How to say this? Marvin is a valued member of our Wednesday evening community in the lounge in much the same way as your weed whacker is a valued part of your personal property: You’re glad to have it, but it isn’t like you spend a lot of time thinking about it.

Marvin doesn’t say much. Mostly he just sits at the bar and listens to the conversation at the large round table. But as the proprietor of a café with a lounge, I’ve learned that there is often a good deal more than meets the eye with the silent bar sitter types. And I’d be willing to bet you an order of our famous Antonin Scalia Original Intent Fried Chicken that in the episodes to come, we’ll be hearing a lot more from Marvin.

Ned

Ned, who is one of my oldest friends, drops in at the café once in a blue moon, generally for lunch. He’s a minister with the United Church of Christ, and a dyed-in-the-wool liberal — both politically and theologically. Just to give you a feel for his world view, I asked him once what he thought of people like Pat Robertson who claim that God chose Bush to lead the country. “What, so Moses was busy?” was his only response.

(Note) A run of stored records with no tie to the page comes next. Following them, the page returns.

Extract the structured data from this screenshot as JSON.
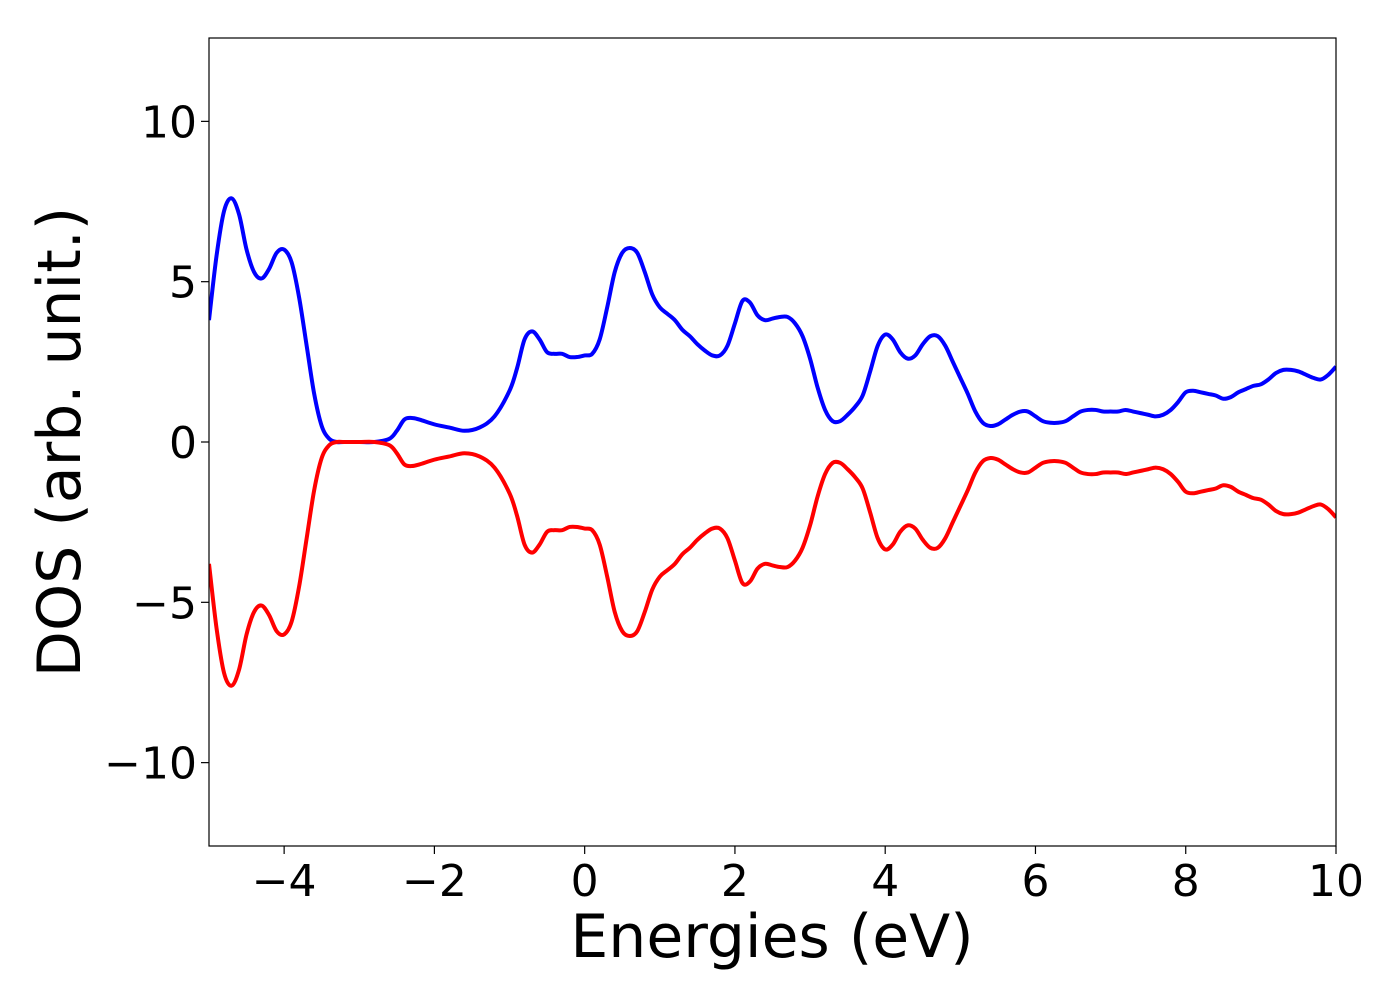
{
  "chart_data": {
    "type": "line",
    "title": "",
    "xlabel": "Energies (eV)",
    "ylabel": "DOS (arb. unit.)",
    "xlim": [
      -5,
      10
    ],
    "ylim": [
      -12.6,
      12.6
    ],
    "xticks": [
      -4,
      -2,
      0,
      2,
      4,
      6,
      8,
      10
    ],
    "xtick_labels": [
      "−4",
      "−2",
      "0",
      "2",
      "4",
      "6",
      "8",
      "10"
    ],
    "yticks": [
      -10,
      -5,
      0,
      5,
      10
    ],
    "ytick_labels": [
      "−10",
      "−5",
      "0",
      "5",
      "10"
    ],
    "grid": false,
    "legend": "none",
    "series": [
      {
        "color": "#0000ff",
        "x": [
          -5.0,
          -4.9,
          -4.8,
          -4.7,
          -4.6,
          -4.5,
          -4.4,
          -4.3,
          -4.2,
          -4.1,
          -4.0,
          -3.9,
          -3.8,
          -3.7,
          -3.6,
          -3.5,
          -3.4,
          -3.3,
          -3.2,
          -3.0,
          -2.8,
          -2.6,
          -2.5,
          -2.4,
          -2.3,
          -2.2,
          -2.0,
          -1.8,
          -1.6,
          -1.4,
          -1.2,
          -1.0,
          -0.9,
          -0.8,
          -0.7,
          -0.6,
          -0.5,
          -0.4,
          -0.3,
          -0.2,
          -0.1,
          0.0,
          0.1,
          0.2,
          0.3,
          0.4,
          0.5,
          0.6,
          0.7,
          0.8,
          0.9,
          1.0,
          1.1,
          1.2,
          1.3,
          1.4,
          1.5,
          1.6,
          1.7,
          1.8,
          1.9,
          2.0,
          2.1,
          2.2,
          2.3,
          2.4,
          2.5,
          2.6,
          2.7,
          2.8,
          2.9,
          3.0,
          3.1,
          3.2,
          3.3,
          3.4,
          3.5,
          3.6,
          3.7,
          3.8,
          3.9,
          4.0,
          4.1,
          4.2,
          4.3,
          4.4,
          4.5,
          4.6,
          4.7,
          4.8,
          4.9,
          5.0,
          5.1,
          5.2,
          5.3,
          5.4,
          5.5,
          5.6,
          5.7,
          5.8,
          5.9,
          6.0,
          6.1,
          6.2,
          6.3,
          6.4,
          6.5,
          6.6,
          6.7,
          6.8,
          6.9,
          7.0,
          7.1,
          7.2,
          7.3,
          7.4,
          7.5,
          7.6,
          7.7,
          7.8,
          7.9,
          8.0,
          8.1,
          8.2,
          8.3,
          8.4,
          8.5,
          8.6,
          8.7,
          8.8,
          8.9,
          9.0,
          9.1,
          9.2,
          9.3,
          9.4,
          9.5,
          9.6,
          9.7,
          9.8,
          9.9,
          10.0
        ],
        "y": [
          3.8,
          5.8,
          7.2,
          7.6,
          7.1,
          6.0,
          5.3,
          5.1,
          5.4,
          5.9,
          6.0,
          5.6,
          4.5,
          3.0,
          1.5,
          0.5,
          0.1,
          0.0,
          0.0,
          0.0,
          0.0,
          0.1,
          0.35,
          0.7,
          0.75,
          0.7,
          0.55,
          0.45,
          0.35,
          0.45,
          0.8,
          1.6,
          2.3,
          3.2,
          3.45,
          3.2,
          2.8,
          2.75,
          2.75,
          2.65,
          2.65,
          2.7,
          2.75,
          3.2,
          4.2,
          5.3,
          5.9,
          6.05,
          5.9,
          5.3,
          4.6,
          4.2,
          4.0,
          3.8,
          3.5,
          3.3,
          3.05,
          2.85,
          2.7,
          2.7,
          3.0,
          3.7,
          4.4,
          4.35,
          3.95,
          3.8,
          3.85,
          3.9,
          3.9,
          3.7,
          3.3,
          2.6,
          1.7,
          1.0,
          0.65,
          0.65,
          0.85,
          1.1,
          1.45,
          2.2,
          3.0,
          3.35,
          3.2,
          2.8,
          2.6,
          2.7,
          3.05,
          3.3,
          3.3,
          3.0,
          2.5,
          2.0,
          1.5,
          0.95,
          0.6,
          0.5,
          0.55,
          0.7,
          0.85,
          0.95,
          0.95,
          0.8,
          0.65,
          0.6,
          0.6,
          0.65,
          0.8,
          0.95,
          1.0,
          1.0,
          0.95,
          0.95,
          0.95,
          1.0,
          0.95,
          0.9,
          0.85,
          0.8,
          0.85,
          1.0,
          1.25,
          1.55,
          1.6,
          1.55,
          1.5,
          1.45,
          1.35,
          1.4,
          1.55,
          1.65,
          1.75,
          1.8,
          1.95,
          2.15,
          2.25,
          2.25,
          2.2,
          2.1,
          2.0,
          1.95,
          2.1,
          2.35
        ]
      },
      {
        "color": "#ff0000",
        "mirror_of_series": 0
      }
    ]
  },
  "colors": {
    "spin_up": "#0000ff",
    "spin_down": "#ff0000",
    "axes": "#000000"
  }
}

Every nonchurchgoing liberal should have a friend like Ned, by the way. It puts religion into perspective, reminding you that there’s a lot more to religious faith than Pat Robertson and Jerry Falwell. There really is a religious left. And not all faith-based politics is hate-based politics. And secular liberals do the cause no favor when they lump all religiosity into the same reactionary basket.

Donald

Donald is an English professor who visits the café most Tuesday nights: You can always tell when Donald’s getting seriously soused, because he starts reciting poetry — really bad poetry he writes himself.

Here’s an example,

There was a young man name of Bush
Who spent Vietnam on his tush.
He joined up with the Guard
But found drilling too hard,
So he went over the fence with a whoosh.
Much later his ego all swollen
From an election he had just stolen.
He thought let’s give war a try
Now that it’s others who’ll die,
And through Iraq soon the tanks will be rollin’.